Some time ago, one of the attorneys in the office gave me a modified Holga camera.
Long story short about Holgas: They're toy cameras, basically, made out of cheap plastic. They leak light. The plastic lens distorts the image. The film doesn't stay very taut. That's all part of the charm. Lots of
artsy photographers are obsessed with them.
One guy seems to make a living
modifying Holgas. Mine is the
pinhole Holga without the shutter or cable release. After taking my second roll of film with it, I stripped off the velcro (ripping off the velcro cover made the whole thing move) and now I just have a piece of electrical tape over the pinhole.
Roll 1 (black & white) was sort of a disaster. I took it to New York with me and had no clue what to do with it. The exposures are all wrong.

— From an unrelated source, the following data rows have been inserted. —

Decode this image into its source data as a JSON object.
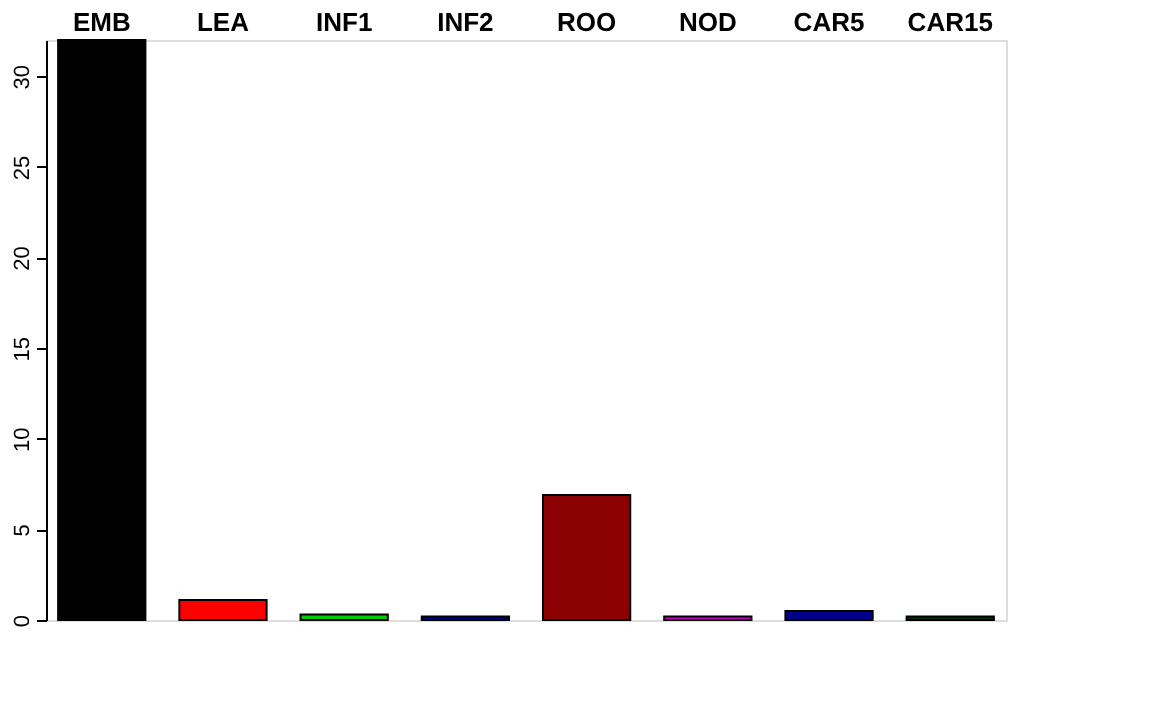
{
  "chart_data": {
    "type": "bar",
    "categories": [
      "EMB",
      "LEA",
      "INF1",
      "INF2",
      "ROO",
      "NOD",
      "CAR5",
      "CAR15"
    ],
    "values": [
      32.0,
      1.1,
      0.3,
      0.2,
      6.9,
      0.2,
      0.5,
      0.2
    ],
    "colors": [
      "#000000",
      "#ff0000",
      "#00cd00",
      "#000080",
      "#8b0000",
      "#cd00cd",
      "#00008b",
      "#003300"
    ],
    "ylim": [
      0,
      32
    ],
    "yticks": [
      0,
      5,
      10,
      15,
      20,
      25,
      30
    ],
    "grid": false
  }
}
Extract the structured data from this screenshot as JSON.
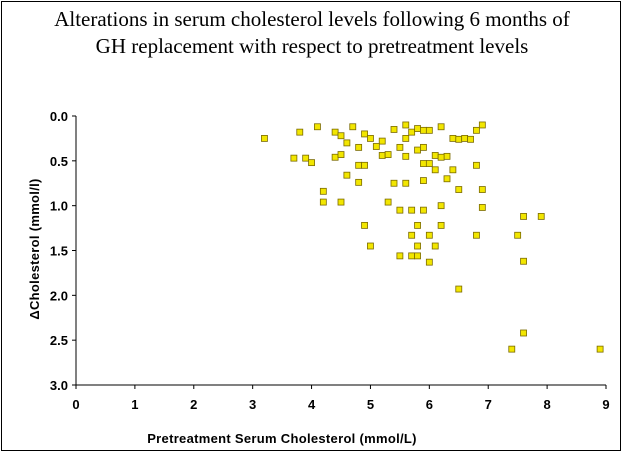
{
  "chart_data": {
    "type": "scatter",
    "title_lines": [
      "Alterations in serum cholesterol levels following 6 months of",
      "GH replacement with respect to pretreatment levels"
    ],
    "xlabel": "Pretreatment Serum Cholesterol (mmol/L)",
    "ylabel": "ΔCholesterol (mmol/l)",
    "xlim": [
      0,
      9
    ],
    "ylim": [
      0.0,
      3.0
    ],
    "y_inverted": true,
    "x_ticks": [
      "0",
      "1",
      "2",
      "3",
      "4",
      "5",
      "6",
      "7",
      "8",
      "9"
    ],
    "y_ticks": [
      "0.0",
      "0.5",
      "1.0",
      "1.5",
      "2.0",
      "2.5",
      "3.0"
    ],
    "marker_color": "#f2e600",
    "marker_edge": "#7a6a00",
    "points": [
      [
        3.2,
        0.25
      ],
      [
        3.8,
        0.18
      ],
      [
        4.1,
        0.12
      ],
      [
        3.7,
        0.47
      ],
      [
        3.9,
        0.47
      ],
      [
        4.0,
        0.52
      ],
      [
        4.4,
        0.18
      ],
      [
        4.5,
        0.22
      ],
      [
        4.7,
        0.12
      ],
      [
        4.9,
        0.2
      ],
      [
        5.0,
        0.25
      ],
      [
        5.2,
        0.28
      ],
      [
        5.4,
        0.15
      ],
      [
        5.6,
        0.1
      ],
      [
        5.7,
        0.18
      ],
      [
        5.8,
        0.14
      ],
      [
        5.9,
        0.16
      ],
      [
        6.0,
        0.16
      ],
      [
        6.2,
        0.12
      ],
      [
        6.4,
        0.25
      ],
      [
        6.5,
        0.26
      ],
      [
        6.6,
        0.25
      ],
      [
        6.7,
        0.26
      ],
      [
        6.8,
        0.16
      ],
      [
        6.9,
        0.1
      ],
      [
        4.4,
        0.46
      ],
      [
        4.6,
        0.3
      ],
      [
        4.8,
        0.35
      ],
      [
        5.1,
        0.34
      ],
      [
        5.2,
        0.44
      ],
      [
        5.5,
        0.35
      ],
      [
        5.6,
        0.25
      ],
      [
        5.8,
        0.38
      ],
      [
        5.9,
        0.35
      ],
      [
        6.1,
        0.44
      ],
      [
        6.3,
        0.45
      ],
      [
        4.5,
        0.43
      ],
      [
        4.8,
        0.55
      ],
      [
        4.9,
        0.55
      ],
      [
        5.3,
        0.43
      ],
      [
        5.6,
        0.45
      ],
      [
        5.9,
        0.53
      ],
      [
        6.0,
        0.53
      ],
      [
        6.2,
        0.46
      ],
      [
        6.4,
        0.6
      ],
      [
        6.8,
        0.55
      ],
      [
        4.6,
        0.66
      ],
      [
        4.8,
        0.74
      ],
      [
        5.4,
        0.75
      ],
      [
        5.6,
        0.75
      ],
      [
        5.9,
        0.72
      ],
      [
        6.1,
        0.6
      ],
      [
        6.3,
        0.7
      ],
      [
        6.5,
        0.82
      ],
      [
        6.9,
        0.82
      ],
      [
        4.2,
        0.84
      ],
      [
        4.2,
        0.96
      ],
      [
        4.5,
        0.96
      ],
      [
        5.3,
        0.96
      ],
      [
        5.5,
        1.05
      ],
      [
        5.7,
        1.05
      ],
      [
        5.9,
        1.05
      ],
      [
        6.2,
        1.0
      ],
      [
        6.9,
        1.02
      ],
      [
        7.6,
        1.12
      ],
      [
        7.9,
        1.12
      ],
      [
        4.9,
        1.22
      ],
      [
        5.8,
        1.22
      ],
      [
        6.2,
        1.22
      ],
      [
        5.7,
        1.33
      ],
      [
        6.0,
        1.33
      ],
      [
        6.8,
        1.33
      ],
      [
        7.5,
        1.33
      ],
      [
        5.0,
        1.45
      ],
      [
        5.8,
        1.45
      ],
      [
        6.1,
        1.45
      ],
      [
        5.5,
        1.56
      ],
      [
        5.7,
        1.56
      ],
      [
        5.8,
        1.56
      ],
      [
        6.0,
        1.63
      ],
      [
        7.6,
        1.62
      ],
      [
        6.5,
        1.93
      ],
      [
        7.6,
        2.42
      ],
      [
        7.4,
        2.6
      ],
      [
        8.9,
        2.6
      ]
    ]
  }
}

I didn't have a tripod, so I set it on top of a garbage bin which appears in the bottom third of every shot.
Roll 2 was better. Also black & white, I used it with a little tripod here in the Capitol building with long exposure times (two minutes or so). My digital camera acted as a light meter of sorts: I'd set up the Holga, then point the 20D set at ISO 400 (like the film) and see what it wanted for a shutter speed at f/2.8 or f/8, and figure out with a chart the Holga's exposure.
Roll 3 was in color and a little better. I shot with that one last week, during the end of the session. I can't believe how vibrant the colors are, but they're kind of extreme - either YELLOW or BLUE. I used some longer exposure times, as long as five minutes, to help see some of the darker corners of the building. I tried to get more people in them, but every time I started an exposure, the people would leave (totally by coincidence - they never even noticed me).
The camera doesn't always have the same vignetting. Sometimes it has a weird/cool concentric circle of light off-center. And sometimes not.
I've posted Rolls 2 & 3 over here on Flickr. They're all straight from the CD I get with the film negatives and prints from Showcase, no work on them at all.
I need a better tripod, one whose head doesn't wobble. Maybe then I can get some sharper images.